First Abu Dhabi Bank (FAB), the largest bank in the UAE by market capitalisation, announced a net profit of AED 5.13 billion (USD 1.39 billion) for the first quarter of 2025 on Tuesday, marking a 23% year-on-year increase.
This result exceeded the average analysts’ forecast of AED 4.24 billion, based on data from LSEG.
“There was a strong performance across various segments, with earnings uplift driven by improved fee income and better asset quality,” stated Chiradeep Ghosh, a banking analyst at Bahrain-based SICO Bank, speaking to Zawya.
Earnings per share (EPS) stood at AED 0.44, compared to AED 0.35 during the same period last year.
Operating income rose by 11% to AED 8.81 billion, “largely counterbalancing the effects of the newly implemented UAE corporate tax,” according to Lars Kramer, Group Chief Financial Officer at FAB.
Year-on-year, loans and deposits increased by 8% and 4% respectively, while impairment charges declined by 29%.

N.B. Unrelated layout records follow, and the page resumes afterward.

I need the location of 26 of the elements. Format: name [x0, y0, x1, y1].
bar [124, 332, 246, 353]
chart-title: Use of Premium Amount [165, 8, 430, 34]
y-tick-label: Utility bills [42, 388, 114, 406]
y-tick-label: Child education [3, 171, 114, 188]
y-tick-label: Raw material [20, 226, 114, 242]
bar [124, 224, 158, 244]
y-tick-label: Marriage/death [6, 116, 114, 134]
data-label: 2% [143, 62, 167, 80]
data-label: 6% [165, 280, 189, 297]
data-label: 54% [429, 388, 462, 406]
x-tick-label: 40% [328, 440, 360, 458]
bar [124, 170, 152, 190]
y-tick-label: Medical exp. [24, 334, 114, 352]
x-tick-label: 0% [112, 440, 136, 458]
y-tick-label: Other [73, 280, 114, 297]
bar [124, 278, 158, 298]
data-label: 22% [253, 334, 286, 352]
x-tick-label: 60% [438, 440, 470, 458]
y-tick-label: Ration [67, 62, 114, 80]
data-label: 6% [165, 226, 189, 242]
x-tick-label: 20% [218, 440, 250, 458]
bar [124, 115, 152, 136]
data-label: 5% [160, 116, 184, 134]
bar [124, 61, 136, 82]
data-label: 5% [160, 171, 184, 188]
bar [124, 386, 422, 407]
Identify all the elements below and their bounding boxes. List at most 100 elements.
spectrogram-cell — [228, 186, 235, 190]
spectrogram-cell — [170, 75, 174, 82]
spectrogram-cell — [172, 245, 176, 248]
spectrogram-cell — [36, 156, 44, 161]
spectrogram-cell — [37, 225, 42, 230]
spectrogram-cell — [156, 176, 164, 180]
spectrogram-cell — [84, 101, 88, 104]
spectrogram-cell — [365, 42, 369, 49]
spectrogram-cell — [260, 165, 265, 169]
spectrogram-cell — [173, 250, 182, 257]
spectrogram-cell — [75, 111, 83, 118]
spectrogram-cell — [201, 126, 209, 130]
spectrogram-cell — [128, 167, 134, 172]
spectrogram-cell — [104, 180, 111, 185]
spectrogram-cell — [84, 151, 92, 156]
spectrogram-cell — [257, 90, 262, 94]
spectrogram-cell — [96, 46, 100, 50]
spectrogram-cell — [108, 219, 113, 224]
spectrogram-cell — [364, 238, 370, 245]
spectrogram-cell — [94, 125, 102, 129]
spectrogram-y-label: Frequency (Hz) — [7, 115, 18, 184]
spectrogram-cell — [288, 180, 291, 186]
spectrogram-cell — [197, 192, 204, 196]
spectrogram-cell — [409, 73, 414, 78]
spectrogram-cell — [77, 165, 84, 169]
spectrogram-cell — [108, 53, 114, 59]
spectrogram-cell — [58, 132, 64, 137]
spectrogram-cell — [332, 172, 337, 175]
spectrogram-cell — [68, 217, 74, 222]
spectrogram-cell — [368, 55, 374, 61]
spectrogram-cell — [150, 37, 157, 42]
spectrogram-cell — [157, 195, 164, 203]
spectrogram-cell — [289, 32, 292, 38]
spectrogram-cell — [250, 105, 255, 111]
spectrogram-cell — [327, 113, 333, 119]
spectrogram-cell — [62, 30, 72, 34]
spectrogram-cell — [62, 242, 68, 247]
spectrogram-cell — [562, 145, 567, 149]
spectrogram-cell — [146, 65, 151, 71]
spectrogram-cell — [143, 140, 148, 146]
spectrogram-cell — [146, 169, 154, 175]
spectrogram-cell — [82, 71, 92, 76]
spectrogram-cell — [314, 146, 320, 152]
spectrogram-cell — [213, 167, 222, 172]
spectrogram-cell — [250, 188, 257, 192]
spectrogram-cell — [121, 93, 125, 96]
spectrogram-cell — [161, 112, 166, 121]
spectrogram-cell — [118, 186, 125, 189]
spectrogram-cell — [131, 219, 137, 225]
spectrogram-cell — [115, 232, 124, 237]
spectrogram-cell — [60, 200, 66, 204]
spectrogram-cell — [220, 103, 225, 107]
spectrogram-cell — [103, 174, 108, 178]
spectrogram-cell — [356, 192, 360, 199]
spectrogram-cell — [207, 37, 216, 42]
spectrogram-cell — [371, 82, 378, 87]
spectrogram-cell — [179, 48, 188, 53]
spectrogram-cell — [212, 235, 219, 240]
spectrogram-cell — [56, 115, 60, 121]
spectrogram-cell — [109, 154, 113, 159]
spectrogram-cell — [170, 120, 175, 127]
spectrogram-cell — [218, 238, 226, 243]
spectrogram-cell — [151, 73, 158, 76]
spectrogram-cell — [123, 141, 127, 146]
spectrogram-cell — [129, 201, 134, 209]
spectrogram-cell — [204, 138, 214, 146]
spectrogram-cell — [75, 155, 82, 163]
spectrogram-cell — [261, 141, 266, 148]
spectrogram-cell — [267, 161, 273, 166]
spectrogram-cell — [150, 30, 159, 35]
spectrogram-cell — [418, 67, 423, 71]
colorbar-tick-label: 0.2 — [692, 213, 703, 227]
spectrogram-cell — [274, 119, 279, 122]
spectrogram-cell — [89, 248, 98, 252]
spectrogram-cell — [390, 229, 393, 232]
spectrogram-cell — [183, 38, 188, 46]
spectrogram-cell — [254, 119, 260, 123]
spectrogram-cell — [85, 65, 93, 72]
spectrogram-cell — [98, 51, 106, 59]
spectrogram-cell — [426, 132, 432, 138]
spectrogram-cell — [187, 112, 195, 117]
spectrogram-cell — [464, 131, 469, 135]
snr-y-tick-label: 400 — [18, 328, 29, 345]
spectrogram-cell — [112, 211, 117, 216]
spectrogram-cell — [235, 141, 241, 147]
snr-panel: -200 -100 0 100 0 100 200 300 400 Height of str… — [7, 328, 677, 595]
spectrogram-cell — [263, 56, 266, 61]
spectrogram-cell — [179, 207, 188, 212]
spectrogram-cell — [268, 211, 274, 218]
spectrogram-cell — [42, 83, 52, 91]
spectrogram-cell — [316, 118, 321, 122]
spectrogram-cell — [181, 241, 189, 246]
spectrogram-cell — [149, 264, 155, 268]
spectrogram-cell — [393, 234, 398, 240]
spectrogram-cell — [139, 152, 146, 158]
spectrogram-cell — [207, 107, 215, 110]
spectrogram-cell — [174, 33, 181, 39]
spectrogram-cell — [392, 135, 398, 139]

Net interest income saw a 3% increase to AED 5 billion, whereas non-interest income surged by 22% to AED 3.8 billion. Net income from fees and commissions climbed to AED 1.20 billion, up from AED 981 million in the corresponding period last year.
The bank’s total assets grew by 6% year-on-year, surpassing the AED 1.3 trillion mark for the first time.